A deep set of strategic alliances exists when two partner airlines share the same ultimate owner. For example, FlyDubai and Emirates have the same ultimate owner, as do Saudia and FlyNAS, and Singapore Airlines and Scoot. Strategists in these businesses claim that the respective airlines serve different markets and segments. However, when the two airlines compete on the same route, with schedules within an hour of each other, it becomes a difficult one to accept - especially when they have the same operating codes on the service. While the LCC airline in such relationships can operate more cost effectively in markets that otherwise are too price sensitive, the blurring of positions edges closer and closer every day. 

Flying Further For New Markets 

The long-haul low-cost airline model has always been fashionable, but whether they are profitable is another question. There have been a number of launches and subsequent failures around the world. Long-haul LCCs are at their best in very large markets with no seasonality and where competitors offer low levels of frequency. It will always be challenging for a long-haul LCC competing in a seasonal market against seven flights a day from legacy airlines with attractive frequent flyer programmes, whatever fare they offer to stimulate demand. Nevertheless, in the future next generation single aisle aircraft with extended flight ranges may change the reliance on more expensive wide-bodied B787 type services. Long-haul LCC services are always an interesting area to watch.
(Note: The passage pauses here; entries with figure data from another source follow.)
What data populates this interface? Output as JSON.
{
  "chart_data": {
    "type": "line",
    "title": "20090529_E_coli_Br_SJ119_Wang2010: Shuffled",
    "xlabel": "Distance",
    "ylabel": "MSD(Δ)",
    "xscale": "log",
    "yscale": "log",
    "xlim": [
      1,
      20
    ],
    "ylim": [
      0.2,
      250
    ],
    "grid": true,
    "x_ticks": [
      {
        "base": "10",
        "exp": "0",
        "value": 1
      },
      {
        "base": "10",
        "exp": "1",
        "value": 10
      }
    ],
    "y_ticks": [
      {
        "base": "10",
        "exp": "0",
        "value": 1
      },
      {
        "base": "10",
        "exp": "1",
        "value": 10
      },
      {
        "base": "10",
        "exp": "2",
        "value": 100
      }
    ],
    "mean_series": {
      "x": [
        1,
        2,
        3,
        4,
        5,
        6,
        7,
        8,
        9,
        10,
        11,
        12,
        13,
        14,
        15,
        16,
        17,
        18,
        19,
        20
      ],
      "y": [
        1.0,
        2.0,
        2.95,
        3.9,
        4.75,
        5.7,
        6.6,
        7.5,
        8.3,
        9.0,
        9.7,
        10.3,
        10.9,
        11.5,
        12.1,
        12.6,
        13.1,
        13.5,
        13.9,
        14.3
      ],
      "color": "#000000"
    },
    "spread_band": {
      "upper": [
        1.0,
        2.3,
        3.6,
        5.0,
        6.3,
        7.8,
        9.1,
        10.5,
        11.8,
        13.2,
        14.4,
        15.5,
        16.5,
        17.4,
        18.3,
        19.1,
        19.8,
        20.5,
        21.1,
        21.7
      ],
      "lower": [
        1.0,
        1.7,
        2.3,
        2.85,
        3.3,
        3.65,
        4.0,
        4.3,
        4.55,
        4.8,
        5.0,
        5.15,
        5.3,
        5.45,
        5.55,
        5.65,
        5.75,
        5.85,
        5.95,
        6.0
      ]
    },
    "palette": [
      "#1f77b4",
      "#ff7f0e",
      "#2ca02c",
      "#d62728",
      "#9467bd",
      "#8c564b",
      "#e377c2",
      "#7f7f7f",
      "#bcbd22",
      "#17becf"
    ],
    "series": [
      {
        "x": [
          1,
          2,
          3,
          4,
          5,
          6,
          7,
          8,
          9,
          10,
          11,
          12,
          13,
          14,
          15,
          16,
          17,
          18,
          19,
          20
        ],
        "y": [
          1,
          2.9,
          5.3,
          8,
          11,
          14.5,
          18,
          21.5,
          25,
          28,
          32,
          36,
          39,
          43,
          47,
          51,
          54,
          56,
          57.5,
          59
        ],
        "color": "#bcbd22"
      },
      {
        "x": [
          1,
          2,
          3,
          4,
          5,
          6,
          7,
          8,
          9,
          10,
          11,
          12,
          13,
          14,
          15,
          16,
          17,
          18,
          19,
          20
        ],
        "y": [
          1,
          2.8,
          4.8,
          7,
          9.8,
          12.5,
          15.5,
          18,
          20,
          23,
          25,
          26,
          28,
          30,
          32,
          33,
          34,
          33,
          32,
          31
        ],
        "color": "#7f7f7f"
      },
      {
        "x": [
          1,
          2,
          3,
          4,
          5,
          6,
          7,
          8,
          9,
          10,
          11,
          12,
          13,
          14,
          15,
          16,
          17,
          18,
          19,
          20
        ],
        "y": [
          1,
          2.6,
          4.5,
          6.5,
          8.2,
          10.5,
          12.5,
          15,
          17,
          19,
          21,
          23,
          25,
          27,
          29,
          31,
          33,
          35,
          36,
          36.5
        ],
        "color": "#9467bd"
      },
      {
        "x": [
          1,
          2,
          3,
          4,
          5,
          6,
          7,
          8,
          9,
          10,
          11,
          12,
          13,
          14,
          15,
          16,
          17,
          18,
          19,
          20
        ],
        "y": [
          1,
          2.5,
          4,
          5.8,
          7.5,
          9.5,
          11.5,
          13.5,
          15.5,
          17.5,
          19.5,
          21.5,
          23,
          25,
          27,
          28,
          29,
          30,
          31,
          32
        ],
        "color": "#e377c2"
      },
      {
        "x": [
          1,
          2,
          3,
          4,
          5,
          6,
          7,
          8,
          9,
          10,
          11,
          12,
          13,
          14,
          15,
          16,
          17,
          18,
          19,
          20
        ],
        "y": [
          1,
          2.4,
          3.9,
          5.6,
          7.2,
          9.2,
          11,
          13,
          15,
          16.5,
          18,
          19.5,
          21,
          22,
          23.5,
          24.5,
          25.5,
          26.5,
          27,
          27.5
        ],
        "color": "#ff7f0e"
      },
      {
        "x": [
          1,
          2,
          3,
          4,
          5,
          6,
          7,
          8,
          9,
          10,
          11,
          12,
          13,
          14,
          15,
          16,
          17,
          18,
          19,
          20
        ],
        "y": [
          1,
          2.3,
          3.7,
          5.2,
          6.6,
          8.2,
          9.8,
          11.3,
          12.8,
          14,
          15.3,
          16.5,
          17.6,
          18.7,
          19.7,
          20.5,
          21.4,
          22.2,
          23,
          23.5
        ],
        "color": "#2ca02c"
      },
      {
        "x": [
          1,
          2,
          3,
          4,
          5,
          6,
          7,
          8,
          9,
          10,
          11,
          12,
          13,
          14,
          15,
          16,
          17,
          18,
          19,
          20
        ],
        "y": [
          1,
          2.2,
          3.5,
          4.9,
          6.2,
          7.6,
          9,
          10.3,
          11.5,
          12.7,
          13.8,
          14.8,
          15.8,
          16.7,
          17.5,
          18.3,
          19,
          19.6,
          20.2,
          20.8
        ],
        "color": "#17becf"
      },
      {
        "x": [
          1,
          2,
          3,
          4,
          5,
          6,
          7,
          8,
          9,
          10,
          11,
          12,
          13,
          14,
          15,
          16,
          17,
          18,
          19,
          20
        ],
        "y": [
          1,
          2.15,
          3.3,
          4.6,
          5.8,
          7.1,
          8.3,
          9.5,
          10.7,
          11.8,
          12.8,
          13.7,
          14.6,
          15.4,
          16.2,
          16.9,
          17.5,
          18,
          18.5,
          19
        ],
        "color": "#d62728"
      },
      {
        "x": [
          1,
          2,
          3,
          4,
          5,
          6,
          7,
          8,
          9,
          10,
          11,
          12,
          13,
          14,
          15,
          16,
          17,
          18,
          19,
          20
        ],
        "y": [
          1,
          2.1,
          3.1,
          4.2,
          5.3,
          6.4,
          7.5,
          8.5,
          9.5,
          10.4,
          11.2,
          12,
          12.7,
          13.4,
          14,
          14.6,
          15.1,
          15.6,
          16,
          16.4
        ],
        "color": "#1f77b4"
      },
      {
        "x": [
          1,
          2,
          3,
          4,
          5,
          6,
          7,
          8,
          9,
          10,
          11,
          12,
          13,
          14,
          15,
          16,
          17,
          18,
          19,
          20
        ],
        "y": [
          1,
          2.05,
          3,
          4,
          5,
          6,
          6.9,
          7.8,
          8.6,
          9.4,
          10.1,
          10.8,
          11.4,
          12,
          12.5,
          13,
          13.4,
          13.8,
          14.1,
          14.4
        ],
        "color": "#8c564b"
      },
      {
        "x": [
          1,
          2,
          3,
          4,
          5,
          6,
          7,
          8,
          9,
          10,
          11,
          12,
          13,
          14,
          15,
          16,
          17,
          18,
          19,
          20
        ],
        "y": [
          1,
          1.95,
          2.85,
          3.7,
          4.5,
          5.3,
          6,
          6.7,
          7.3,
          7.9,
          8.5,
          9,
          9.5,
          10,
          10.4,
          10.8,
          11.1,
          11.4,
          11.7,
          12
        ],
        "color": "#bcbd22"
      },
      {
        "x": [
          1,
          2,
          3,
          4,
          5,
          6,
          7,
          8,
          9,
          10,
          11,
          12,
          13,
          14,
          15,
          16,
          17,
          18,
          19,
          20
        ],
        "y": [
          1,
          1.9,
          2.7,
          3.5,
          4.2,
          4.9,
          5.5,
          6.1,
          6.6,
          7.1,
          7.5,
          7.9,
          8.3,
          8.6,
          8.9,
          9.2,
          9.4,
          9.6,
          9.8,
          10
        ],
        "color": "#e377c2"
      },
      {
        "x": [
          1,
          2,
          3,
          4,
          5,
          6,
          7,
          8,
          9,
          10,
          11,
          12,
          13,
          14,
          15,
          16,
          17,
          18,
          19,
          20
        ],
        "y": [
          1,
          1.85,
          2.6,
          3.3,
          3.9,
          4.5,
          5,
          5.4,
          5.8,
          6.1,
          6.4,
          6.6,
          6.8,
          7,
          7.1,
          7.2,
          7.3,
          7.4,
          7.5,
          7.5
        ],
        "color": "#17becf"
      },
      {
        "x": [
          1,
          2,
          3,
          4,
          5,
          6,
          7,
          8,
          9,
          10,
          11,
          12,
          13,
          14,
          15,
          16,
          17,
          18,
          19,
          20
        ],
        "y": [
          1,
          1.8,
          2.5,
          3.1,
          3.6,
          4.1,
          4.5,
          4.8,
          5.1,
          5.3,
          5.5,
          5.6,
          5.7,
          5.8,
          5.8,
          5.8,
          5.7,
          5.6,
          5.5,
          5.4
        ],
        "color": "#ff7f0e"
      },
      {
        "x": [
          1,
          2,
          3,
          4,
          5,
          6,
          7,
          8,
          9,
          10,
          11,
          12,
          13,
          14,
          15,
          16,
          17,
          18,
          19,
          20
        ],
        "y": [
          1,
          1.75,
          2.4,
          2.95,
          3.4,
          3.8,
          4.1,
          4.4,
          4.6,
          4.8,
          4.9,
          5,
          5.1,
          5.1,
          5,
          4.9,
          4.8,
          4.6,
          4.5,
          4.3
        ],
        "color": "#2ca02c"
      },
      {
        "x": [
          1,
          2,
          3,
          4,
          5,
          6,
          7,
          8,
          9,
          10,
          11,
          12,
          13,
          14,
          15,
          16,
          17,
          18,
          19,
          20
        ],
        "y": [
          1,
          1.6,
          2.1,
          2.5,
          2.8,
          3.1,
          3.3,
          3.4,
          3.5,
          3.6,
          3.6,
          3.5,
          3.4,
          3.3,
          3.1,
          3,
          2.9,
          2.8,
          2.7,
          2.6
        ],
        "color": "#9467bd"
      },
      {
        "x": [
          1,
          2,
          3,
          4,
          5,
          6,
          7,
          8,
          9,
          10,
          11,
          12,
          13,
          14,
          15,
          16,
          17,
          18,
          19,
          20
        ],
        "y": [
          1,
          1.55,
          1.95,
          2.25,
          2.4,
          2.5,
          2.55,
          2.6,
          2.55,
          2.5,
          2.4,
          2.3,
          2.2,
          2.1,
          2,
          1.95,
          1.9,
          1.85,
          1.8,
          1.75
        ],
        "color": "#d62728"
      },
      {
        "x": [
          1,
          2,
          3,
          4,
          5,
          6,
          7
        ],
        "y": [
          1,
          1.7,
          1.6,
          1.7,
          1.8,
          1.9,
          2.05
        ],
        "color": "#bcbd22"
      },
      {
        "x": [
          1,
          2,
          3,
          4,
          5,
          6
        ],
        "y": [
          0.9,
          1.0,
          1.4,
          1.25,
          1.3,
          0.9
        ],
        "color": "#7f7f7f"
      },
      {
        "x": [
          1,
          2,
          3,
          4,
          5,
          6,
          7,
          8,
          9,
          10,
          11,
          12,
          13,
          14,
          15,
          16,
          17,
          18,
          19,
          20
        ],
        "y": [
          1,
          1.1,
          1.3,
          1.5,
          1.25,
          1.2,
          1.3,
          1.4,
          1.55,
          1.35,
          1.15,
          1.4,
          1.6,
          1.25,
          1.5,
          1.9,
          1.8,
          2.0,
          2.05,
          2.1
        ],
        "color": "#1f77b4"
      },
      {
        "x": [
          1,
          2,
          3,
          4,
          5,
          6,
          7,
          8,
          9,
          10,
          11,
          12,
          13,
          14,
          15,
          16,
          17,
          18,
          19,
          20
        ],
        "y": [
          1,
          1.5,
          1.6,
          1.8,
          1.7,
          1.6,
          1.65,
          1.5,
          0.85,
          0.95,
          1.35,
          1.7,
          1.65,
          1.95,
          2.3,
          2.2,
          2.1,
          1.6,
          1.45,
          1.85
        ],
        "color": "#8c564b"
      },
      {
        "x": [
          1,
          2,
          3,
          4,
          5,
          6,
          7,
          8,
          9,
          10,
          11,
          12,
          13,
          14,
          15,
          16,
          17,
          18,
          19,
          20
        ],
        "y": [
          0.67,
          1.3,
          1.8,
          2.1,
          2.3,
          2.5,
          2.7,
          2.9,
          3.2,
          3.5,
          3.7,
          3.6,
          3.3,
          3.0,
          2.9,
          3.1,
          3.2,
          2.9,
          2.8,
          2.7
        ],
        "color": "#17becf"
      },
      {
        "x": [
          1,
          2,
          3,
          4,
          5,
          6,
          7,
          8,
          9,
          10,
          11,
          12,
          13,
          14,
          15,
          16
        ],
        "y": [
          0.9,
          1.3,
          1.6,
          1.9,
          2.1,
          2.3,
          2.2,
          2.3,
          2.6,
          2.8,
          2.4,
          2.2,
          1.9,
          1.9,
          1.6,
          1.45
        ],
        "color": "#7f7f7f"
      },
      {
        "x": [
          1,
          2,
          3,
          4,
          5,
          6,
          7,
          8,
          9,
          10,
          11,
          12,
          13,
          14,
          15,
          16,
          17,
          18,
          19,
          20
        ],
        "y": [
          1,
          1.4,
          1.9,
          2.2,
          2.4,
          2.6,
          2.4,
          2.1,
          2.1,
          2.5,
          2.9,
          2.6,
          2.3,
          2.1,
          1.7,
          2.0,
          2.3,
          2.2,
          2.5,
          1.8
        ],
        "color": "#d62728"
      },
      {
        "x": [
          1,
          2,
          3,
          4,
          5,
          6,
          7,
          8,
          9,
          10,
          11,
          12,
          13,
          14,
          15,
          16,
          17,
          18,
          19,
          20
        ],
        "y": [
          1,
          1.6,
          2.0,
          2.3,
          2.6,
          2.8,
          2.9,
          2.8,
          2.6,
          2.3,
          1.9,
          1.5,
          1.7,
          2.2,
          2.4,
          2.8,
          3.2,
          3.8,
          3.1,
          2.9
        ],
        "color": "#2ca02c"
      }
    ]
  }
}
And Finally The Ultra Low-Cost Airline 

From a product positioning and brand perspective if you can’t compete in a sector then create a new category! In the last few years, we’ve seen the development of the ultra-low-cost-carriers (ULCCs) who may (or may not) have spotted a gap serving secondary cities to secondary cities with a no-frills service. This new segment developed in the US with airlines such as Spirit, Allegiant and Frontier the most active. However, the concept of low frequency services between secondary markets is perhaps proving harder to sustain than they had hoped for, and the cost advantages are now evaporating as labour and operating costs increase. The LCC sector is already a cut throat sector, but the purported ULCCs may just end up blurring with the LCCs who in turn are blurring with the legacy carriers. 

In Conclusion

The aviation market is huge, by the end of 2024 there will have been 5.9 billion seats and 36.7 million flights operated, providing today’s travellers with a choice of airlines, products,  and scheduling options. LCCs may have been able to hang on to the “low-cost” tag but when you sum up the cost of the ancillaries compared to a legacy airline’s air fare, sometimes it’s a close call.